‘Ik wil niet de indruk wekken dat we het op de UT niet goed hadden’, zegt Van Blitterswijk. ‘Want dat hadden we het ruim tien jaar wel. Onze groep heeft hier uitstekend kunnen presteren dankzij uitstekende infrastructuur. Alleen, in groei werden wij beperkt terwijl ik stafleden zag uitgroeien tot full professors. In Maastricht wil men investeren in regeneratieve geneeskunde. Daarbij speelt ook de aanwezigheid van een academisch ziekenhuis een rol. Die had ik in Twente niet.’
Close groep
De beslissing van zijn ‘transfer’ maakte Van Blitterswijk al in september bekend tegenover zijn staf. Het nieuws lekte toen snel uit, maar details over zijn vertrek lieten vervolgens lang op zich wachten. Lange tijd was het ook onduidelijk hoeveel mensen van zijn wetenschappelijke staf zouden mee verhuizen. Nu is net bekend dat dit om de hele groep gaat. ‘Onze groep is een close groep. We vormen een eenheid. Dat je dan soms moet verkassen, is part of the job. Bovendien moet je als wetenschapper overal ter wereld je werk kunnen doen. Maar dat betekent niet dat mijn beslissing een gemakkelijke was. Mijn ondersteunende staf, een secretaresse en twee technici, kunnen niet mee. Ik heb er vertrouwen in dat de UT netjes met de afwikkeling omgaat. Maar ik voel natuurlijk wel verantwoordelijkheid voor deze mensen.’
'Ik houd van iets opstarten'
Van Blitterswijk ziet zichzelf ook als een ‘bouwer’. ‘Ik houd van iets opstarten.

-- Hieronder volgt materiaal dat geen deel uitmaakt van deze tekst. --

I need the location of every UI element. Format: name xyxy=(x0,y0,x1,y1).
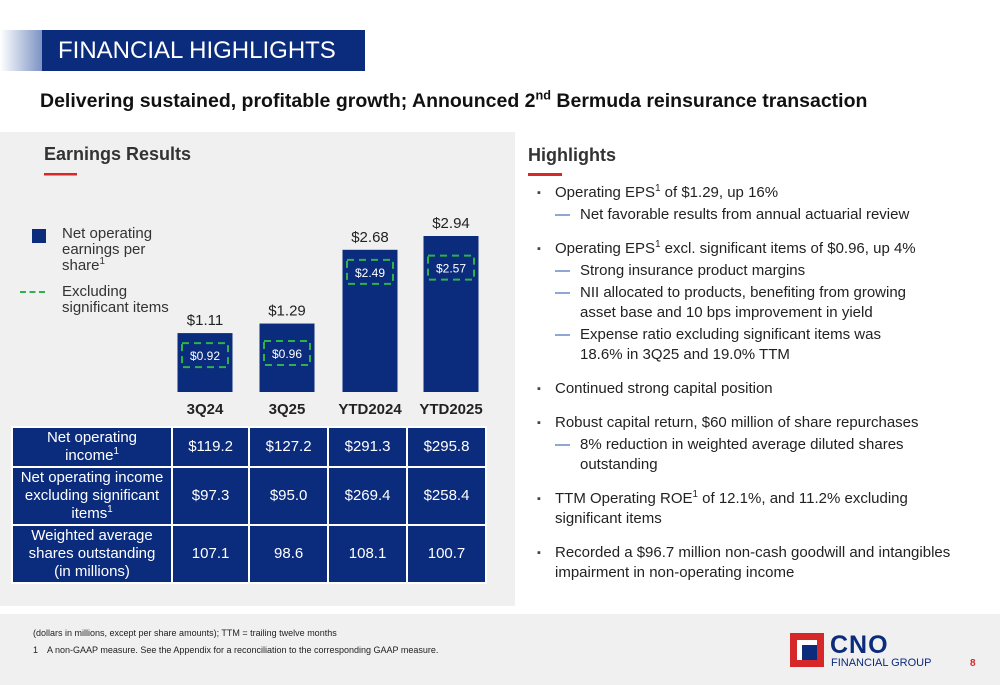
value-label: $0.96 xyxy=(272,347,302,361)
bar xyxy=(259,323,315,392)
subtitle: Delivering sustained, profitable growth;… xyxy=(40,88,868,113)
value-label: $1.11 xyxy=(187,312,223,329)
value-label: $0.92 xyxy=(190,349,220,363)
table-row: Net operating income1 $119.2 $127.2 $291.3 $… xyxy=(11,426,487,468)
value-label: $2.57 xyxy=(436,262,466,276)
bullet: Recorded a $96.7 million non-cash goodwi… xyxy=(528,543,965,583)
bullet-text: Operating EPS1 excl. significant items o… xyxy=(555,239,965,259)
page-number: 8 xyxy=(970,658,976,669)
title-underline xyxy=(44,173,77,176)
text: Operating EPS xyxy=(555,240,656,257)
legend-swatch xyxy=(20,291,45,293)
text: of $1.29, up 16% xyxy=(660,184,779,201)
text: Operating EPS xyxy=(555,184,656,201)
value-label: $2.49 xyxy=(355,266,385,280)
bullet: Operating EPS1 excl. significant items o… xyxy=(528,239,965,365)
text: Robust capital return, $60 million of sh… xyxy=(555,414,919,431)
legend: Net operating earnings per share1 Excludi… xyxy=(20,226,170,326)
bar xyxy=(423,236,479,392)
x-tick-label: 3Q25 xyxy=(269,401,306,418)
highlights-list: Operating EPS1 of $1.29, up 16%Net favor… xyxy=(528,183,965,597)
cell: 100.7 xyxy=(406,524,487,584)
footer-panel xyxy=(0,614,1000,685)
text: Recorded a $96.7 million non-cash goodwi… xyxy=(555,544,951,581)
sub-bullet: NII allocated to products, benefiting fr… xyxy=(555,283,920,323)
logo-mark xyxy=(790,633,824,667)
superscript: 1 xyxy=(107,504,113,515)
row-label: Net operating income excluding significa… xyxy=(11,466,173,526)
bullet: TTM Operating ROE1 of 12.1%, and 11.2% e… xyxy=(528,489,965,529)
sub-bullet: 8% reduction in weighted average diluted… xyxy=(555,435,920,475)
data-table: Net operating income1 $119.2 $127.2 $291.3 $… xyxy=(11,426,487,584)
logo-subtext: FINANCIAL GROUP xyxy=(831,657,932,669)
title-accent xyxy=(0,30,42,71)
cell: $127.2 xyxy=(248,426,330,468)
text: Net operating income excluding significa… xyxy=(20,469,164,522)
cell: $291.3 xyxy=(327,426,409,468)
cell: $258.4 xyxy=(406,466,487,526)
text: excl. significant items of $0.96, up 4% xyxy=(660,240,916,257)
value-label: $1.29 xyxy=(268,303,306,320)
bullet-text: Robust capital return, $60 million of sh… xyxy=(555,413,965,433)
cell: 108.1 xyxy=(327,524,409,584)
sub-bullet: Expense ratio excluding significant item… xyxy=(555,325,920,365)
text: Bermuda reinsurance transaction xyxy=(550,90,868,112)
sub-bullet: Strong insurance product margins xyxy=(555,261,920,281)
value-label: $2.94 xyxy=(432,215,470,232)
bullet-list: Operating EPS1 of $1.29, up 16%Net favor… xyxy=(528,183,965,583)
footer-note: (dollars in millions, except per share a… xyxy=(33,628,337,638)
highlights-title: Highlights xyxy=(528,145,616,165)
superscript: 1 xyxy=(113,446,119,457)
row-label: Net operating income1 xyxy=(11,426,173,468)
legend-entry: Net operating earnings per share1 xyxy=(20,226,170,274)
sub-bullet: Net favorable results from annual actuar… xyxy=(555,205,920,225)
x-tick-label: YTD2024 xyxy=(338,401,402,418)
text: Net operating income xyxy=(46,429,138,464)
bullet: Operating EPS1 of $1.29, up 16%Net favor… xyxy=(528,183,965,225)
superscript: nd xyxy=(535,88,551,103)
cell: $295.8 xyxy=(406,426,487,468)
legend-label: Net operating earnings per share xyxy=(62,225,153,274)
cell: 98.6 xyxy=(248,524,330,584)
row-label: Weighted average shares outstanding (in … xyxy=(11,524,173,584)
table-row: Net operating income excluding significa… xyxy=(11,466,487,526)
legend-entry: Excluding significant items xyxy=(20,284,170,316)
highlights-underline xyxy=(528,173,562,176)
table-row: Weighted average shares outstanding (in … xyxy=(11,524,487,584)
bullet-text: Operating EPS1 of $1.29, up 16% xyxy=(555,183,965,203)
text: Weighted average shares outstanding (in … xyxy=(28,527,156,580)
text: of 12.1%, and 11.2% excluding significan… xyxy=(555,490,908,527)
superscript: 1 xyxy=(692,489,698,500)
bullet-text: Continued strong capital position xyxy=(555,379,965,399)
cell: $269.4 xyxy=(327,466,409,526)
superscript: 1 xyxy=(655,183,661,194)
bullet-text: Recorded a $96.7 million non-cash goodwi… xyxy=(555,543,965,583)
slide-title: FINANCIAL HIGHLIGHTS xyxy=(42,30,365,71)
legend-swatch xyxy=(32,229,46,243)
cell: 107.1 xyxy=(170,524,251,584)
text: Continued strong capital position xyxy=(555,380,773,397)
x-tick-label: 3Q24 xyxy=(187,401,224,418)
chart-title: Earnings Results xyxy=(44,144,191,164)
value-label: $2.68 xyxy=(351,229,389,246)
logo-text: CNO xyxy=(830,631,889,659)
footnote: A non-GAAP measure. See the Appendix for… xyxy=(47,645,439,655)
bullet: Robust capital return, $60 million of sh… xyxy=(528,413,965,475)
bullet: Continued strong capital position xyxy=(528,379,965,399)
superscript: 1 xyxy=(655,239,661,250)
bar xyxy=(342,249,398,392)
x-tick-label: YTD2025 xyxy=(419,401,482,418)
footnote-number: 1 xyxy=(33,645,39,655)
chart: Earnings Results $1.11 $1.29 $2.68 $2.94 $0.… xyxy=(44,144,483,418)
text: Delivering sustained, profitable growth;… xyxy=(40,90,536,112)
superscript: 1 xyxy=(99,256,105,267)
cell: $119.2 xyxy=(170,426,251,468)
text: TTM Operating ROE xyxy=(555,490,693,507)
cell: $97.3 xyxy=(170,466,251,526)
legend-label: Excluding significant items xyxy=(62,283,169,316)
cell: $95.0 xyxy=(248,466,330,526)
bullet-text: TTM Operating ROE1 of 12.1%, and 11.2% e… xyxy=(555,489,965,529)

Die kans krijg ik in Maastricht. In Twente kwam ik ooit in een dynamische omgeving, de periode van rector en collegevoorzitter Frans van Vught, terecht. Het financiële verdeelmodel, waarbij vakgroepen hun eigen financiering binnenhalen, pakte voor ons erg succesvol uit. Nu is de UT meer een ‘normale universiteit’ aan het worden. Het verdeelmodel verandert weer. De dynamiek vind ik nu weer in Maastricht.’

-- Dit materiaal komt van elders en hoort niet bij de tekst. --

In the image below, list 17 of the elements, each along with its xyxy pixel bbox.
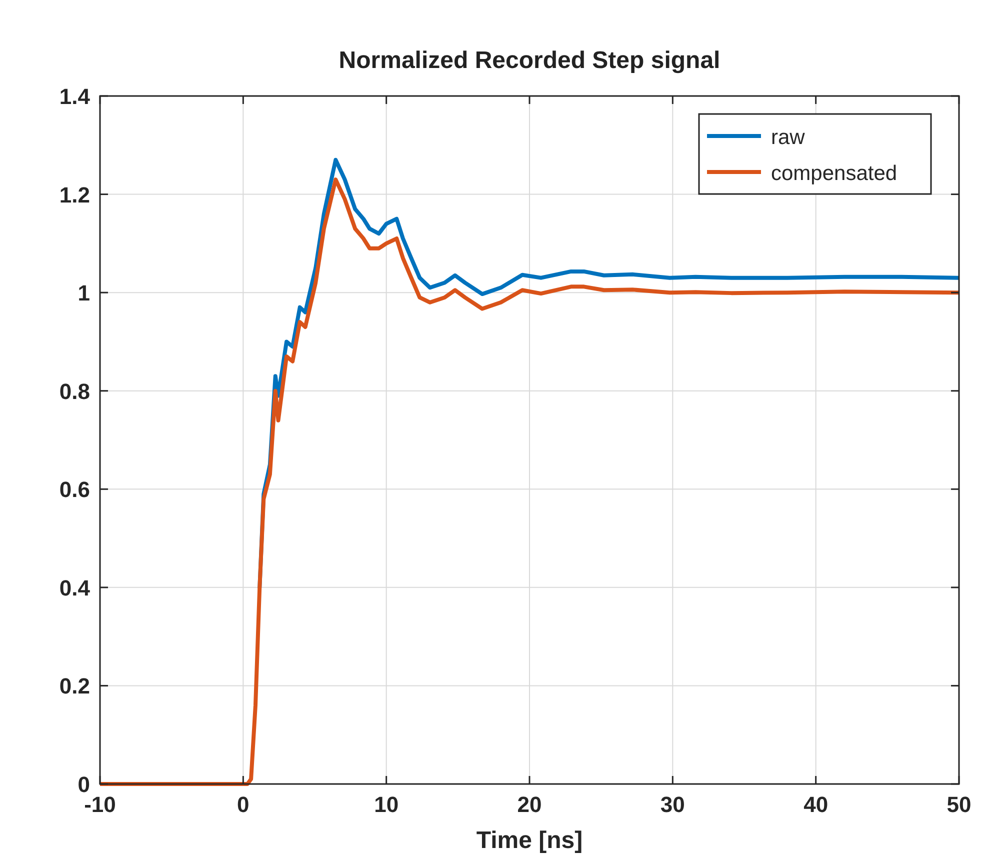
y-tick-label: 0.8	[59, 378, 90, 404]
y-tick-label: 1	[78, 280, 90, 306]
y-tick-label: 0.4	[59, 575, 91, 600]
x-tick-label: 10	[374, 792, 399, 817]
y-tick-label: 0.6	[59, 477, 90, 502]
y-tick-label: 1.2	[59, 182, 90, 208]
chart-title: Normalized Recorded Step signal	[338, 47, 720, 74]
x-tick-label: 50	[946, 792, 972, 817]
x-tick-label: 40	[804, 792, 828, 817]
legend-label: compensated	[771, 162, 898, 185]
y-tick-label: 0.2	[59, 674, 90, 699]
x-axis-title: Time [ns]	[476, 827, 583, 854]
x-tick-label: 30	[660, 792, 685, 817]
legend-label: raw	[771, 126, 806, 149]
x-tick-label: 20	[517, 792, 542, 817]
x-tick-label: 0	[237, 792, 250, 817]
y-tick-label: 1.4	[59, 84, 91, 109]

Het is zijn inschatting dat in de komende jaren er meer transfers van onderzoeksgroepen zullen plaatsvinden. ‘De overheid wil dat universiteiten en instituten zich meer gaan onderscheiden en keuzes maken voor bepaalde excellentie-gebieden. Het gevolg zal een consolidatie van expertisegebieden zijn en dat gaat samen met een toenemende mobiliteit van onderzoeksgroepen. Naar mijn idee is daar niets mis mee. Het schept ook weer nieuwe kansen.’